A new generation of young Americans are defining themselves with acronyms (NYT latest on Annette Bening and Warren Beatty kids).

Being first-wave immigrant, I serve as a bridge, for my American-born daughters to cross-over.

They are on Facebook and Twitter. They wear jeans and use I-phones.

They text (while I twist, well, not that old. My brother did) often times with abbreviation and speak a language of their peers.

While I enjoyed lengthy 20-minute long CCR’s O Suzie Q and Cream’s Sunshine of Your Love, they watch viral  YouTube’s clips.

I belong to a generation that enjoyed getting blasted at, while theirs is an uploading one (one-to-many vs many-to-many communication).

They can “read” someone instinctively (gene mutation?), decoding people rather quickly. I meanwhile grew up learning how to  entertain guests, give them benefits of the doubt (not three-strikes-you-are-out).

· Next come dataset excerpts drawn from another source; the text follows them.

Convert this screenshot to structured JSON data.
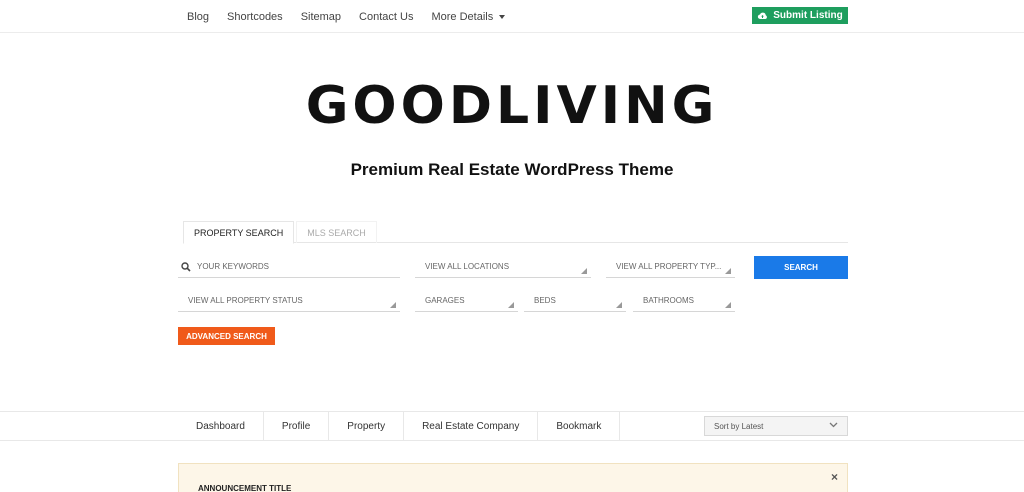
{
  "topnav": {
    "links": [
      "Blog",
      "Shortcodes",
      "Sitemap",
      "Contact Us"
    ],
    "more_label": "More Details",
    "submit_label": "Submit Listing"
  },
  "brand": {
    "logo_text": "GOODLIVING",
    "tagline": "Premium Real Estate WordPress Theme"
  },
  "search": {
    "tabs": [
      "PROPERTY SEARCH",
      "MLS SEARCH"
    ],
    "keywords_placeholder": "YOUR KEYWORDS",
    "locations": "VIEW ALL LOCATIONS",
    "property_types": "VIEW ALL PROPERTY TYP...",
    "search_label": "SEARCH",
    "property_status": "VIEW ALL PROPERTY STATUS",
    "garages": "GARAGES",
    "beds": "BEDS",
    "bathrooms": "BATHROOMS",
    "advanced_label": "ADVANCED SEARCH"
  },
  "dashboard": {
    "tabs": [
      "Dashboard",
      "Profile",
      "Property",
      "Real Estate Company",
      "Bookmark"
    ],
    "sort_value": "Sort by Latest"
  },
  "announcement": {
    "title": "ANNOUNCEMENT TITLE",
    "close_symbol": "×"
  },
  "colors": {
    "submit_green": "#1e9e5e",
    "search_blue": "#1a7ae8",
    "advanced_orange": "#f05a1a",
    "announcement_bg": "#fdf6e8"
  }
}
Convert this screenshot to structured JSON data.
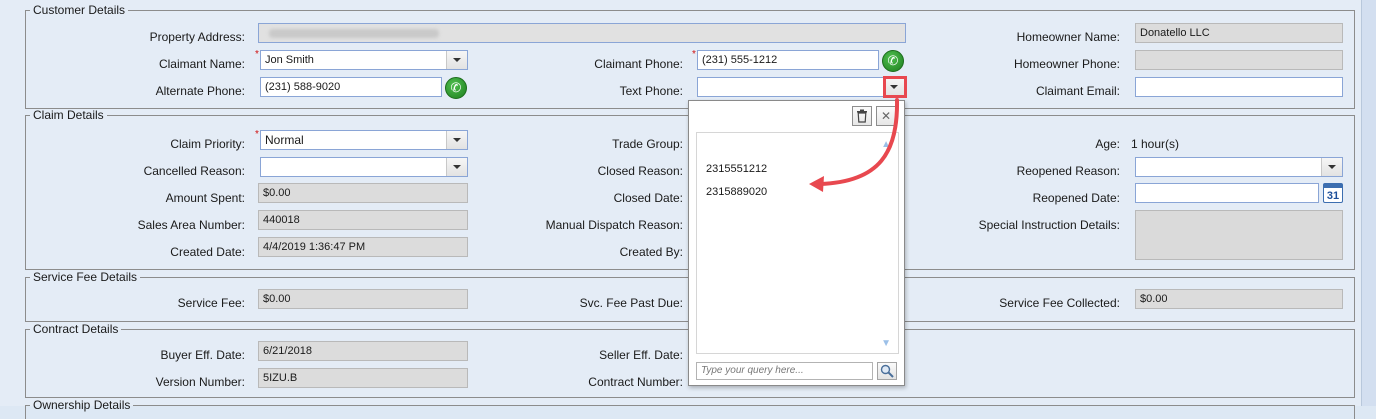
{
  "customer_details": {
    "legend": "Customer Details",
    "property_address_label": "Property Address:",
    "property_address_value": "",
    "claimant_name_label": "Claimant Name:",
    "claimant_name_value": "Jon Smith",
    "alternate_phone_label": "Alternate Phone:",
    "alternate_phone_value": "(231) 588-9020",
    "claimant_phone_label": "Claimant Phone:",
    "claimant_phone_value": "(231) 555-1212",
    "text_phone_label": "Text Phone:",
    "text_phone_value": "",
    "homeowner_name_label": "Homeowner Name:",
    "homeowner_name_value": "Donatello LLC",
    "homeowner_phone_label": "Homeowner Phone:",
    "homeowner_phone_value": "",
    "claimant_email_label": "Claimant Email:",
    "claimant_email_value": ""
  },
  "claim_details": {
    "legend": "Claim Details",
    "claim_priority_label": "Claim Priority:",
    "claim_priority_value": "Normal",
    "cancelled_reason_label": "Cancelled Reason:",
    "cancelled_reason_value": "",
    "amount_spent_label": "Amount Spent:",
    "amount_spent_value": "$0.00",
    "sales_area_label": "Sales Area Number:",
    "sales_area_value": "440018",
    "created_date_label": "Created Date:",
    "created_date_value": "4/4/2019 1:36:47 PM",
    "trade_group_label": "Trade Group:",
    "closed_reason_label": "Closed Reason:",
    "closed_date_label": "Closed Date:",
    "manual_dispatch_label": "Manual Dispatch Reason:",
    "created_by_label": "Created By:",
    "age_label": "Age:",
    "age_value": "1 hour(s)",
    "reopened_reason_label": "Reopened Reason:",
    "reopened_reason_value": "",
    "reopened_date_label": "Reopened Date:",
    "reopened_date_value": "",
    "special_instruction_label": "Special Instruction Details:",
    "special_instruction_value": ""
  },
  "service_fee_details": {
    "legend": "Service Fee  Details",
    "service_fee_label": "Service Fee:",
    "service_fee_value": "$0.00",
    "past_due_label": "Svc. Fee Past Due:",
    "collected_label": "Service Fee Collected:",
    "collected_value": "$0.00"
  },
  "contract_details": {
    "legend": "Contract Details",
    "buyer_eff_date_label": "Buyer Eff. Date:",
    "buyer_eff_date_value": "6/21/2018",
    "version_number_label": "Version Number:",
    "version_number_value": "5IZU.B",
    "seller_eff_date_label": "Seller Eff. Date:",
    "contract_number_label": "Contract Number:"
  },
  "next_section_legend": "Ownership Details",
  "popup": {
    "items": [
      "2315551212",
      "2315889020"
    ],
    "search_placeholder": "Type your query here..."
  },
  "icons": {
    "phone": "phone-icon",
    "calendar": "calendar-icon",
    "calendar_text": "31",
    "clear": "trash-icon",
    "close": "close-icon",
    "search": "magnifier-icon"
  },
  "colors": {
    "annotation": "#e8484f",
    "phone_green": "#2a8c2a",
    "required": "#d01010"
  }
}
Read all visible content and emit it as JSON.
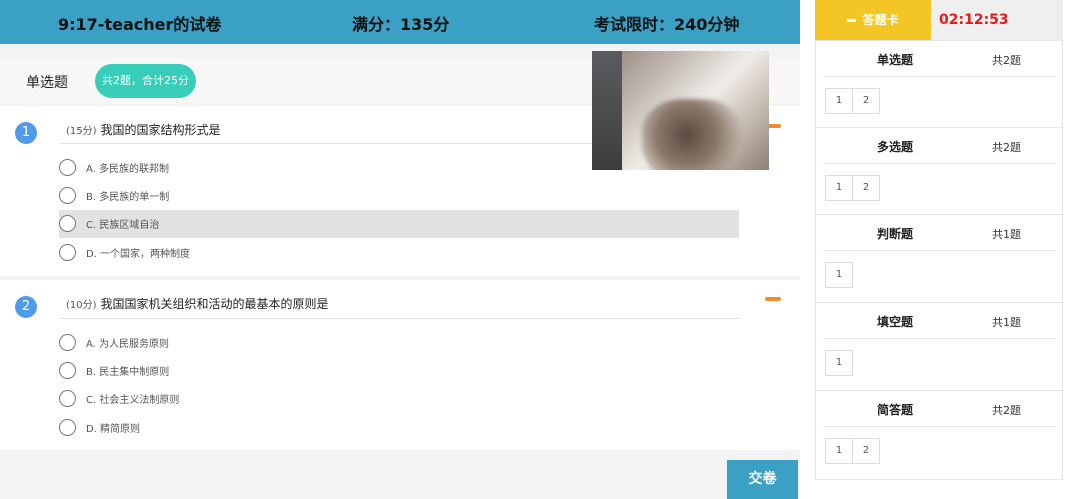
{
  "header": {
    "title": "9:17-teacher的试卷",
    "total_score": "满分：135分",
    "time_limit": "考试限时：240分钟"
  },
  "section": {
    "name": "单选题",
    "badge": "共2题，合计25分"
  },
  "questions": [
    {
      "number": "1",
      "points": "(15分)",
      "text": "我国的国家结构形式是",
      "options": [
        "A. 多民族的联邦制",
        "B. 多民族的单一制",
        "C. 民族区域自治",
        "D. 一个国家，两种制度"
      ],
      "selected_index": 2
    },
    {
      "number": "2",
      "points": "(10分)",
      "text": "我国国家机关组织和活动的最基本的原则是",
      "options": [
        "A. 为人民服务原则",
        "B. 民主集中制原则",
        "C. 社会主义法制原则",
        "D. 精简原则"
      ],
      "selected_index": null
    }
  ],
  "submit_label": "交卷",
  "answer_card": {
    "tab_label": "答题卡",
    "timer": "02:12:53",
    "categories": [
      {
        "name": "单选题",
        "count": "共2题",
        "items": [
          "1",
          "2"
        ]
      },
      {
        "name": "多选题",
        "count": "共2题",
        "items": [
          "1",
          "2"
        ]
      },
      {
        "name": "判断题",
        "count": "共1题",
        "items": [
          "1"
        ]
      },
      {
        "name": "填空题",
        "count": "共1题",
        "items": [
          "1"
        ]
      },
      {
        "name": "简答题",
        "count": "共2题",
        "items": [
          "1",
          "2"
        ]
      }
    ]
  },
  "colors": {
    "header_bg": "#3aa0c4",
    "badge_bg": "#38cdb8",
    "answer_card_tab": "#f3c625",
    "timer_text": "#e01c1c",
    "question_number": "#4f9be8",
    "mark_orange": "#f08c2e"
  }
}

They speak in short bursts and shorthands. My prof’s however spent a lot of time setting up a theme before getting to the heart of their lectures.

We learn to comprehend and communicate bound by technology of any given time (a tweet lasts only 140 characters, with some buffering).

I remember sending post cards home when doing relief work overseas.

Before I get to what I wanted to say, I ran out of room. Overseas long distance phone calls were quite prohibitive. Even now, to call back to the US from Timbuktu is quite daunting.

Life is a crash course in understanding ourselves and our surroundings.

It might end abruptly, and there are no final exams. We will have to rely on others to “see” for us (director’s cut or uncut, novelist, poet and priest).

Born with this inability to see ourselves with our own eyes (only reflection in the mirror), we are humble and eager to discover more, to surprise ourselves at times: we have more courage, flexibility and nobility than we know. Only when we are in good company, in danger that a better version of ourselves emerge.

Outliers know this early in life. Others just focus on one or two things they are passionate about. Runner-writer, engineer-poet. What if you are better in the kitchen than in the boardroom? We call them chefs and not chiefs. And it’s OK too, given today’s technology e.g. YouTube. I hope your secret sauce go viral. Just make sure you speak in short bursts when targeting younger audience.